According to Dr. Bess, SeattleNTC administered 3,000 ECT treatments in 2015 and currently administers 18 to 20 treatments per day.

ECT
The paper tape shows the point at which the patient slipped into a seizure around the 30 second marker. This is known as the seizure threshold.

In the treatment room, Dr. Bess unfolded a long paper tape that recorded the brain waves of a patient during the last procedure. Erratic lines show the brain activity over the course of the whole treatment. At about the 30-second marker, the jumping line goes flat. The strip is showing a seizure – when it starts and ends.

According to SeattleNTC remission rates are 60 to 90 percent for people who have not responded to talk therapy or medication. However, there are some side effects to the treatment and could include confusion and memory loss. However, Dr.
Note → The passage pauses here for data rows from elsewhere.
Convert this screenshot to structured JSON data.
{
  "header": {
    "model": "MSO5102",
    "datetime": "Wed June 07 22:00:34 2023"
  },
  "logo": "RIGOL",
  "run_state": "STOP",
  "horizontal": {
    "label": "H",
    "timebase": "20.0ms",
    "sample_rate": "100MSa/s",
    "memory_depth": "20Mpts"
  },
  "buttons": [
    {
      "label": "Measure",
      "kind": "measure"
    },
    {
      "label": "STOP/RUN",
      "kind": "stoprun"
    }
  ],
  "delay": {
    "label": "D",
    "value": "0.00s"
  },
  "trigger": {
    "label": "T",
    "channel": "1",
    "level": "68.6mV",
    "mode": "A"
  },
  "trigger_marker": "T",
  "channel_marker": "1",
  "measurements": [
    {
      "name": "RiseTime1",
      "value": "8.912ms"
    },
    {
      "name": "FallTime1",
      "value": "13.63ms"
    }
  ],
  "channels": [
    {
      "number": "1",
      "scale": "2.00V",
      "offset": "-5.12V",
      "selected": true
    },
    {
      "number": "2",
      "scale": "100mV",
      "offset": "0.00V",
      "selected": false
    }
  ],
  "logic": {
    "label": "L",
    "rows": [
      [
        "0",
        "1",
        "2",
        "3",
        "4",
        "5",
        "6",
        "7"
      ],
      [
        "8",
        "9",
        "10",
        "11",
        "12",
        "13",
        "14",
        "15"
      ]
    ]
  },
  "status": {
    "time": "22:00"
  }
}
Bess said that it’s rare to for patients to forget major things like teachers, life events or spouses.

The treatment has been around since the 40s and according to Dr. Bess the actual instruments haven’t changed much, it’s really the administration of of the treatment. When the treatment was first introduced anesthesia wasn't used and patients would suffer muscle spasms during the seizures that resulted in spinal fractures and other problems. By fully putting patients under and the use of muscle relaxers, the fractures were eliminated and the use of the treatment has grown. However, films like One Flew Over The Cuckoo’s Nest haven’t done much to paint the treatment in a positive light.

“It really isn’t like how it’s showed in the movies. Not at all.”

In fact Dr. Bess has been administering the treatment for the last 10 years and said that when coupled with medications, it is a good option for people with chronic depression.

“It means everything when a patient says ‘Thanks for my life back.’ The fact is that it works.”

However, the treatment is reserved for after other less invasive treatments are tried, such as talk therapy and medication. Dr. Bess reported that one-third of depressed patients do not get well even after trying four medications or medication combinations. Also, after two to three failed medication trials, depressed patients only have a 17 percent chance of responding to additional medication trials. A response to ECT by those same patients is 60 to 80 percent.

“We typically see positive clinical response and substantial reduction in suicidal thoughts among our patients within one to three weeks.”